Il suo petto è gremito di piccole goccioline d'acqua che cadono dai capelli bagnati. Gli addominali sono disegnati e non credevo che nella realtà potesse esistere una tale perfezione. Dall'ombelico fin sotto all'elastico del pigiama una scia di peli riccioluti gioca a nascondino. I bicipiti guizzano ad ogni movimento, e quegli avambracci sono sexy da morire. Cielo... potrei sciogliermi se sapessi come fare a ricompormi dopo. Le sue labbra sono rosse e i denti le mordicchiano lentamente. Credo di essere sotto shock. I miei occhi continuano a vagare per il suo corpo. I fianchi snelli, il sedere fasciato da quel tessuto morbido, le gambe muscolose almeno così sembra, e i piedi privi di calzatura sono l'apoteosi della sensualità. Dovrei asciugarmi la bava che cola dalla bocca, ma momentaneamente ho perso l'uso degli arti oltre all'uso della parola. Non posso credere che questo momento sarebbe arrivato una domenica mattina alle sette e mezza. Qualcuno doveva avvertirmi, mi sarei dovuta preparare per l'occasione. Avrei dovuto riprendere tutta la scena e immortalarla. Dovevo fare qualcosa. Invece sono bloccata sull'uscio della porta con gambe e bocca che non funzionano, con i capelli tutti scarmigliati e con indosso solamente una culotte e una maglia a maniche lunghe. Non sono assolutamente presentabile!

«Beverly stai bene? Sei pallidissima. Vieni siediti.» Mi dice un Jackson abbastanza preoccupato.

Le gambe riprendono a funzionare ma la bocca non vuole sputare fuori nemmeno una parola. Il mio naso, invece, sente benissimo il suo odore. Mi inebrio di questa fragranza e tutto sembra prendere vita nuova. Come se standogli vicino la patina che oscura la mia realtà venisse spazzata via. Lo fisso preoccuparsi per me e portarmi un bicchiere d'acqua che bevo a piccoli sorsi. 

«Jack, sto bene. Mi sarò alzata troppo rapidamente dal letto. Adesso mi riprendo.» Fingo mestamente.

«Ok bè... stai qui. Ti porto qualcosa da mettere sotto i denti.»

«Sì, ok! Come vuoi!»

Un omelette e un succo d'arancia dopo, mi sento molto meglio. Ho ripulito il piatto in silenzio e lo stesso ha fatto lui. Mi alzo da quel giaciglio e prendendo anche il suo piatto, li posiziono dentro la lavastoviglie.
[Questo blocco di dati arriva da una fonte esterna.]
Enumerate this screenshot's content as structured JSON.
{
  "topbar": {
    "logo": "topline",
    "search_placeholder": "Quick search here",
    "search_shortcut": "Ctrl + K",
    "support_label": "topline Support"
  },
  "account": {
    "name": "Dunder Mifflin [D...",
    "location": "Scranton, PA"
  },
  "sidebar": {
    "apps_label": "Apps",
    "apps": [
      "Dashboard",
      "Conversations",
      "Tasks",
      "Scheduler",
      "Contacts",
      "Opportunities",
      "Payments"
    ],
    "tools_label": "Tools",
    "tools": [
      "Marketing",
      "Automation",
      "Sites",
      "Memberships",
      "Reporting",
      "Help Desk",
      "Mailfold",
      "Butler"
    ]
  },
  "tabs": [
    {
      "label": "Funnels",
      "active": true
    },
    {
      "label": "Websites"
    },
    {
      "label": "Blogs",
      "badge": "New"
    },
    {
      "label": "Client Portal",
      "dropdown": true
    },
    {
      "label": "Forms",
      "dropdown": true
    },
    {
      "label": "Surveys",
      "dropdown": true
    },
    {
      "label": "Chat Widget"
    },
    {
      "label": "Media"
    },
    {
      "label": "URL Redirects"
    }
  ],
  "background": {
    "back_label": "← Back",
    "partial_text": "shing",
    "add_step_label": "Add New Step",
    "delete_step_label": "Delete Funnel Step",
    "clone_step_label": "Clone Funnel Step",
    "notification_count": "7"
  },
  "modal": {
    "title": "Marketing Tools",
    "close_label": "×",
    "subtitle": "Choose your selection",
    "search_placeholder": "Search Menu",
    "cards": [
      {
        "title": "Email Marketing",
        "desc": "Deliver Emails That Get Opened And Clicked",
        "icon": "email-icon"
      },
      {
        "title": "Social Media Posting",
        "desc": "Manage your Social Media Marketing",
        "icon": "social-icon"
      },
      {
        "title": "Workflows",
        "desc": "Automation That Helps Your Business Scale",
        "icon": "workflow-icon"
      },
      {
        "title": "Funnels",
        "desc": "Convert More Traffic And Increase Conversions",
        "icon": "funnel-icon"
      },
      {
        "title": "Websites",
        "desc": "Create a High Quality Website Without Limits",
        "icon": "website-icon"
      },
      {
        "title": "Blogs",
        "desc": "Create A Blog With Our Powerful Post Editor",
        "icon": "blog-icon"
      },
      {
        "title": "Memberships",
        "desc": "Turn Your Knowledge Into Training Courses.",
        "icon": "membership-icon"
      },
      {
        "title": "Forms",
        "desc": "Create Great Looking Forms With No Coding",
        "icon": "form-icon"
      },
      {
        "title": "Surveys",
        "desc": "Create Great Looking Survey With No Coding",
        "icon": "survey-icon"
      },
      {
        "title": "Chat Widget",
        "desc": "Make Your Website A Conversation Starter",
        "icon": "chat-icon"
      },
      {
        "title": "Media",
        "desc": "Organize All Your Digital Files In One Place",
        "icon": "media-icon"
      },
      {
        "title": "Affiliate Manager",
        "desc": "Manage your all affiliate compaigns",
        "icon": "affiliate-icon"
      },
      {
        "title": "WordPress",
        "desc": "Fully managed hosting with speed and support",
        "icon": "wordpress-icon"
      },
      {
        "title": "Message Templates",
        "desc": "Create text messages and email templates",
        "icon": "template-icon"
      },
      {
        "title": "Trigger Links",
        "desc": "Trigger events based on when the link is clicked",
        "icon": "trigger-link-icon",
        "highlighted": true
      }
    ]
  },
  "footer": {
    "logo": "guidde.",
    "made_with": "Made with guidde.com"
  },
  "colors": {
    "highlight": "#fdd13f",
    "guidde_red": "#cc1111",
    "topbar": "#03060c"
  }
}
Solo ora mi accorgo di essere stata seduta sopra il suo letto tra le sue coperte e di avere addosso il suo odore. Sento le guancie in fiamme, la gola e il petto bruciare e non so cosa dire. Mille domande affollano il mio cervello, ma di certo non posso porgergliele. Dio, non so come comportarmi con un uomo.

Sono un caso irrecuperabile.

Zitta, zitta mi lancio verso la mia camera chiudendomi dentro. Sotto le coperte, finalmente, mi sento al sicuro e ritorno a dormire.